I’m not exactly the most versed on influencer culture, but I learned of a controversy this week over a Mormon TikTok star accused of advancing the faith's historically conservative views on gender. Social media algorithms must know that I recently spoke with Professor Benjamin E. Park about his new book, American Zion: A New History of Mormonism.
In his book, and in conversation, Professor Park (Sam Houston State University) traces the history of Mormonism from a persecuted minority into a cultural mainstay today. He contextualizes not just lingering questions over gender and racial identity in the church but in America writ large. Professor Park also reveals when and why Mormons allied with Republicans, whom they once reviled.
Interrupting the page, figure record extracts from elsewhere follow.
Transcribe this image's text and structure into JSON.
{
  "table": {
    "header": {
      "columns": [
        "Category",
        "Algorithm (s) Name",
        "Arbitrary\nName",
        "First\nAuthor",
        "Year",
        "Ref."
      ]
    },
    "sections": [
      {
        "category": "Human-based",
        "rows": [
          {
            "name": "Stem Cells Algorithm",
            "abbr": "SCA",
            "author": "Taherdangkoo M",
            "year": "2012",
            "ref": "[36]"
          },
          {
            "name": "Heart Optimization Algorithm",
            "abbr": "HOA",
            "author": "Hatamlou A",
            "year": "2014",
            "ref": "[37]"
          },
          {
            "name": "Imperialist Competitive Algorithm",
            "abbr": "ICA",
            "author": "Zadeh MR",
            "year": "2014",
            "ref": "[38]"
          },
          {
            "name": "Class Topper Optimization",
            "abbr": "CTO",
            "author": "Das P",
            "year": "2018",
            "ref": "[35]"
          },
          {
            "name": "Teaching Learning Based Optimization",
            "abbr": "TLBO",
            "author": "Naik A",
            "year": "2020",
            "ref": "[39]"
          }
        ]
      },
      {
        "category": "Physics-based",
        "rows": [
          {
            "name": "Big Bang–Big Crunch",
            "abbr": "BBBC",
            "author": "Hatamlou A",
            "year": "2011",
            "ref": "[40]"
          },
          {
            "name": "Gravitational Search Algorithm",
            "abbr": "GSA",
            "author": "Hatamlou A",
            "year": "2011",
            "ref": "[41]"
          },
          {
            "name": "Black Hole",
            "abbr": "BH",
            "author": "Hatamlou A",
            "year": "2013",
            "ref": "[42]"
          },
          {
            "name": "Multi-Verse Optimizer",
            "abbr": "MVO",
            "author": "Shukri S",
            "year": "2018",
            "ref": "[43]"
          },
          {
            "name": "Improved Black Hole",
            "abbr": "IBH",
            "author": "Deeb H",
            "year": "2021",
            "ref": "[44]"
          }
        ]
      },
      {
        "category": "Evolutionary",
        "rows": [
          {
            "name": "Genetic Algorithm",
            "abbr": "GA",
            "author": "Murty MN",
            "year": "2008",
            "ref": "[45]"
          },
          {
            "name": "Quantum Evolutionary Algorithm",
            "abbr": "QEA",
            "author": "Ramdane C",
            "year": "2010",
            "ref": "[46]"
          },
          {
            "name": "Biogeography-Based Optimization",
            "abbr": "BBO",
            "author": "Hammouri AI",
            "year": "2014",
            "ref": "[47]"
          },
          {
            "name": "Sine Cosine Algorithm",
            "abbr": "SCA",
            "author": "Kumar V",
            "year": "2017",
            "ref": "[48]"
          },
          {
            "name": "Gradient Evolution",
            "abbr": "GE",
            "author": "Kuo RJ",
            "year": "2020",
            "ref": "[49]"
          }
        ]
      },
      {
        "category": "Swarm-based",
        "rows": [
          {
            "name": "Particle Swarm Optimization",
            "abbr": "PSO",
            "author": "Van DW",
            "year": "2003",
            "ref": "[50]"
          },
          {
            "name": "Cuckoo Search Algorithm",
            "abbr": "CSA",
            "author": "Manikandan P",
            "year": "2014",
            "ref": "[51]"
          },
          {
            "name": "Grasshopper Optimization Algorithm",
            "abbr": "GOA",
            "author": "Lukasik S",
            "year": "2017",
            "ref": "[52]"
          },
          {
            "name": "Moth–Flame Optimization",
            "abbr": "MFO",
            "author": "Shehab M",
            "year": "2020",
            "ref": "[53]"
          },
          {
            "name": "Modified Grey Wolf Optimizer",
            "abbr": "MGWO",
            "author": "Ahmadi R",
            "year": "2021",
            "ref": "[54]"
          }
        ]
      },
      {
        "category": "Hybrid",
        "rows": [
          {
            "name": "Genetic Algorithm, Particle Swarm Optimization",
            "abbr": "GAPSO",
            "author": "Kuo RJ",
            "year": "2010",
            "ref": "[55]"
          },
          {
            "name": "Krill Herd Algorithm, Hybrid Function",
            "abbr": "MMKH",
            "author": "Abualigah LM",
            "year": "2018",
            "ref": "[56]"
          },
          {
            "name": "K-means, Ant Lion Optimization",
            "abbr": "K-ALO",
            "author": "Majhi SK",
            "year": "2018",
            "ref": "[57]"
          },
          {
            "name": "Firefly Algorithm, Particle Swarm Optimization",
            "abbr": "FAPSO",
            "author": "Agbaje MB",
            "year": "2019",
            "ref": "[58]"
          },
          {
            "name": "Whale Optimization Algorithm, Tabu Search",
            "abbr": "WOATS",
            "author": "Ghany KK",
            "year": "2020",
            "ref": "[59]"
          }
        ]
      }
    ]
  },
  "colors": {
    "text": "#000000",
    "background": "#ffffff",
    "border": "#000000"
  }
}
A condensed transcript of our conversation edited for clarity is below. You can also listen to the audio of our conversation, which includes more discussion of polygamy, BYU’s curriculum, why every time I write “Mormon” rather than the church’s full name it’s a “major victory for satan,” and more:
Ben: To begin, can you talk about Joseph Smith and the discovery of the gold plates?
BEP: In the early 1800s, Joseph Smith was a religious seeker, like many others, trying to find some kind of anchor in the sea of chaos of the era.
His parents and his grandparents had gone through many transformations that marked the early days of the republic where a new market and religious spiritual economy had opened up. His grandparents found stability in new lines of work and new denominations, but his parents suffered from economic setbacks and struggled to find religious harmony.
Amid that backdrop, Smith began claiming to have religious visitations. He’d participated in treasure quests trying to find gold and silver in various locations (in fact he met his eventual wife, Emma, on one of these treasure quests). By the late 1820s, his stories of finding this treasure took on a more religious hue, and he told an audacious story of being visited by an angel telling him of gold plates that were buried in a hill nearby.
Few other people were allowed to see the plates, but Smith claimed to translate them, ultimately publishing The Book of Mormon in 1830. The movement of people who started following Smith became known as Mormons.
Ben: Can you talk a little bit about the revelations Smith had? My favorite one had to do with Emma Smith getting tired of cleaning tobacco stains after church gatherings.
BEP: Joseph Smith also started dictating revelatory documents in the voice of God saying thus sayeth the Lord, yada yada yada. Mormons viewed Joseph Smith as an intermediary between them and the divine, giving direct instructions and concrete answers to their questions in the form of revelations.
Sometimes the revelations were on very esoteric topics like how many heavens are there in the eternities? Sometimes, they were very concrete, like when Emma Smith told Joe she was tired of cleaning up tobacco after all of the men of the church’s priesthood gathered together. Smith then dictated a revelation that came to be known as the Word of Wisdom, saying that saints (members of the church) should refrain from things like tobacco, hot drinks, and alcohol. Many Mormons still adhere to the Word of Wisdom today.
Ben: My other favorite revelation was when there was an early challenge to Smith’s leadership, and then God told him, “No one shall... Receive commandments & Revelations in this Church excepting my Servent Joseph.”
It’s like your friend calling to see if you can help them move and you’re like, Sure, no problem. Oh, wait one second — I have God on the other line. What’s that, God?
BEP: You have an appointment.
Ben: Exactly.
Another central piece of the early history of Mormonism is displacement. Can you talk about the forced relocations of Smith and his followers from the East Coast to the Midwest to Salt Lake City?
BEP: The same thing that drew many followers to Joseph Smith — that he claimed to be dictating the will of God — led many other people to think Mormons were fanatics and frauds led by an imposter. So there were conflicts from the beginning.
One of the most dramatic instances was in a location outside of present-day Kansas City, in Independence, Missouri. Joseph Smith dictated that this sparsely settled village was Zion, but when Mormons started moving there, the people already in Independence were like, I'm not too sure about this faith moving in. Within a couple of years, Mormons got kicked out of the county.
At the same time, Indigenous Americans were being kicked out and moved to reservations. In many ways, Mormons saw themselves as fellow sufferers. When the Saints were later kicked out of Missouri as a whole, and then out of Illinois, they went to what was then Northern Mexico and the Great Salt Lake basin.
Mormons hoped they could team up with the Native Americans living there and fulfill one of the Book of Mormon’s prophecies of integrating Native Americans into the church. Utah’s Indigenous nations didn’t exactly agree that it was their destiny to be Mormons, leading to more conflict.
Ben: You write that as Mormons flocked to what would become Salt Lake City, they “fully appropriated the American quest for suppression and removal” of Native Americans.
BEP: Mormonism's relation to race was quite complicated. At the very beginning, I’ll add, there were Black members of the faith, and it didn't seem like there was a racial restriction.